Tuesday, July 24, 2018

Govt wins case against 5bn/- compensation

THE High Court (Mtwara Registry) has dismissed a suit lodged by a local investment company, Indo-African Estates Limited, against the Attorney General (AG) and three other defendants, demanding 5bn/- compensation for a dispute of a farm situated in Lindi Region.
Picha
High Court Judge, Dr Twaib Fauz, ruled in favour of the defendants, who include the Minister for Lands and Human Settlements Development, the Regional Commissioner for Lindi Region and the District Commissioner for Lindi District after allowing an objection from the defendants to the effect that the suit was time barred.

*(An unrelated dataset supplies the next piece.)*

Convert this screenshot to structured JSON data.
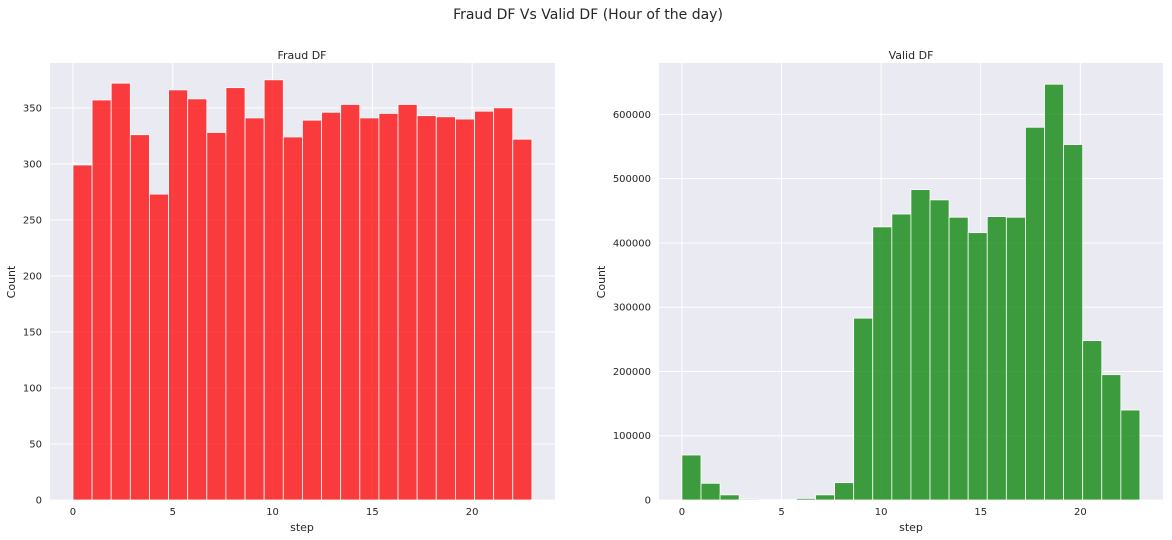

The judge noted from the facts of the case that, as rightly submitted by Senior State Attorney Abdulrahman Mohamed for the defendants that the claim for compensation was founded on tort.
“In view of item 6 of Part I of the Schedule to the Law of Limitation Act, a suit founded on tort must be instituted within three years from the date the cause of action arose.
It is a settled principle of law that parties are bound by their pleadings,” Dr Fauz said in his judgment delivered recently. In the plaint, he noted, the Indo-African Estates Limited, as plaintiff stated that the invasion of his land measuring 3,501 acres occurred in 2004.
The judge, therefore, ruled that the suit having been filed 11 years later in October 2015 was hopelessly out of time.
He pointed out that perhaps the position might have been more favourable to the plaintiff had it joined the villagers in a case founded on ownership and occupation of land, which would have constituted the matter into a land dispute, whose limitation runs for 12 years.
According to him, without the villagers, who would have been necessary parties in such a case, the suit remained one of tort and could not be based on a dispute over land held with such view upon close reading of the plaint of the suit.
Dr Fauz pointed out that both the government, which is alleged to have made the villagers invade the farm and the alleged invaders, who occupied and carried out activities in the suit farm should have been made parties to the case for a conclusive determination of the land dispute.
“It is obvious that the reason why this suit was ever filed was the alleged invasion of the villagers. Without that there would have been no suit. It would appear to me that the plaintiff is suing the wrong parties for wrong reliefs at the wrong time,” he ruled.
Dr Fauz concluded that having found that the suit against the parties was founded on tort and it was time barred, he was compelled to sustain the preliminary point of objection and “dismiss the suit under section 3(1) of the Law of Limitation Act [Cap 89 (R.E 2002)] for being time barred.”
Facts show that the Indo-African Estates Limited is and has been the lawful owner of the farm popularly known as Mkwaya Farm.
The company alleges to have been owning and using the farm for growing sisal and has been cultivating it for many years.
It was until about 1975, when the then Cashew Nut Authority of Tanzania (CATA), whose functions were later taken over by the Cashew Nut Board Authority of Tanzania, made its intention and commitment to buying or acquiring the farm for the purposes of establishing a cashew nut plantation.
As part of its preparations for the planned plantation, CATA uprooted all the sisal planted and at the time the plaintiff was asked to wait for compensation.
But the plaintiff was later informed by CATA that the buying of the estate was dropped due to unforeseen reasons. In 1980, the government showed the intention and commitment to buying the farm for establishing an agricultural college.
However, it never lived to its promise. Further, in the 1970s, the government registered a village in the name of Mkwaya, whose boundaries extended close to the plaintiff’s farm.
The population of Mkwaya Village increased and demand for more land intensified. The only land available was the plaintiff’s farm.
As a result, in 2004, the villagers began to trespass the farm. It was this trespass that culminated in land conflict, which formed the subject matter of the suit.